While the Hendry firing was officially announced today, in actuality, Ricketts told Hendry on July 22 that he would be fired. However sensing the affect that Hendry had on the Cubs draft choices, the Cubs chairman asked for Hendry to remain with the team until the August 15 signing deadline.
"“[Team chairman] Tom Ricketts told me July 22,” Hendry said during a news conference Friday. “He’s a very honest guy and a very classy guy. At that time, we decided it was best for me to stay on. We had a deadline coming up and a lot of draft choices that needed to be signed. I think we both felt that possibly me staying through that gave us the best chance to sign the rest of the players."
The decision to let Hendry remain with the team until after the signing deadline can fall under both a success and a failure. The part that should by no means be overlooked, is the impact that Hendry had on the Cubs prospects from the past draft. Hendry was the man that many of those prospects trusted and respected, therefore, imagine the damage that would have been done if several of those prospects did not sign with the Cubs because of an uncertain front office. That would have been devastating, considering the amount of talent that Tim Wilken and the scouting department has hit on in this past draft.
But to a lesser degree, it does confirm the theory that the reason the Cubs did not make more trades at the trade deadline was because of Hendry’s lame-duck status. The fact is Hendry did not want to trade any of the current Cubs players, seeing as he did not know what players the next general manager would want to keep. In comparison to succeeding at the signing deadline, this is minor loss for the Cubs organization. The way to improve the organization for the future was through the draft and player development. Thus, making the Cubs inactivity at the trade deadline a necessary sacrifice.

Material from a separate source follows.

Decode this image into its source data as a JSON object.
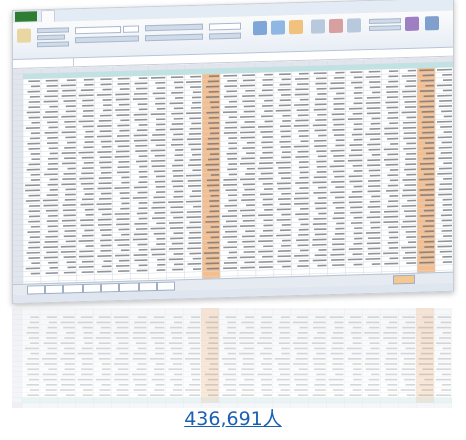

In the end, there were several factors that attributed to Hendry’s termination. Hendry admitted that his aggressiveness in certain cases may have led him to making some decisions that impacted the organization in a negative way. Milton Bradley and Alfonso Soriano are two names that come to mind. But to go along with some of the questionable roster decisions, it was the lack of success that did Hendry in. Despite having a winning record overall, the Cubs were far from that when it came to playoff success during Hendry’s tenure. They were five outs from the World Series in 2003, but have not won a single playoff game since then.

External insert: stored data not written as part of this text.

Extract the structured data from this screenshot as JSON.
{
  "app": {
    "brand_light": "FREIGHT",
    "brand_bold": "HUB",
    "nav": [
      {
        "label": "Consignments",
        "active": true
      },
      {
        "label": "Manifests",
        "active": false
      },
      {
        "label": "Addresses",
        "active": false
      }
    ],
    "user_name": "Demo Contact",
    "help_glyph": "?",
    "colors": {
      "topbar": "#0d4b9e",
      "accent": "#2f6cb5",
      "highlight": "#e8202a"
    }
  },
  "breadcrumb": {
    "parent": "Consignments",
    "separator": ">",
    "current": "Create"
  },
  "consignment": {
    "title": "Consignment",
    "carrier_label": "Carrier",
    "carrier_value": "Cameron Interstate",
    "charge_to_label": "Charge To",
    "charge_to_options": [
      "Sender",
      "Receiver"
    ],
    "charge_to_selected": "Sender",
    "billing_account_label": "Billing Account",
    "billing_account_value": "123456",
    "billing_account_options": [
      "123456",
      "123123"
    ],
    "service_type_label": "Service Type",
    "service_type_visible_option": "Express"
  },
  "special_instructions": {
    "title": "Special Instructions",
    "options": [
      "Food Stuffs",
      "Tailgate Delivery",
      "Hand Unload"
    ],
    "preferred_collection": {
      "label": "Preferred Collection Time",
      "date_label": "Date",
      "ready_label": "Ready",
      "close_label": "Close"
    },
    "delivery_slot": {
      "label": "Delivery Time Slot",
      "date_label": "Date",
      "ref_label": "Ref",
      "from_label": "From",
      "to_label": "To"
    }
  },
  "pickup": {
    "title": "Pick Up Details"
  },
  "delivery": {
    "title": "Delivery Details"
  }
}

Now, I would expect the Ricketts’ view of the organization to take full affect. It is no secret that Ricketts intends to follow the Red Sox blueprint of success. That process begins with hiring a general manager that possesses similar qualities that Red Sox general manager Theo Epstein does. Rick Hahn, assistant general manager of the Chicago White Sox, could very well be that guy for the Ricketts’ family. From there, the development of the farm system will have to continue and keep an emphasis on player development. Once all is said and done, the Cubs could have an organization that produces quality players while still acting like a “big market” team in terms of free agent signings and trades. That should be reason enough for any front office official to be interested in the Cubs general manager post.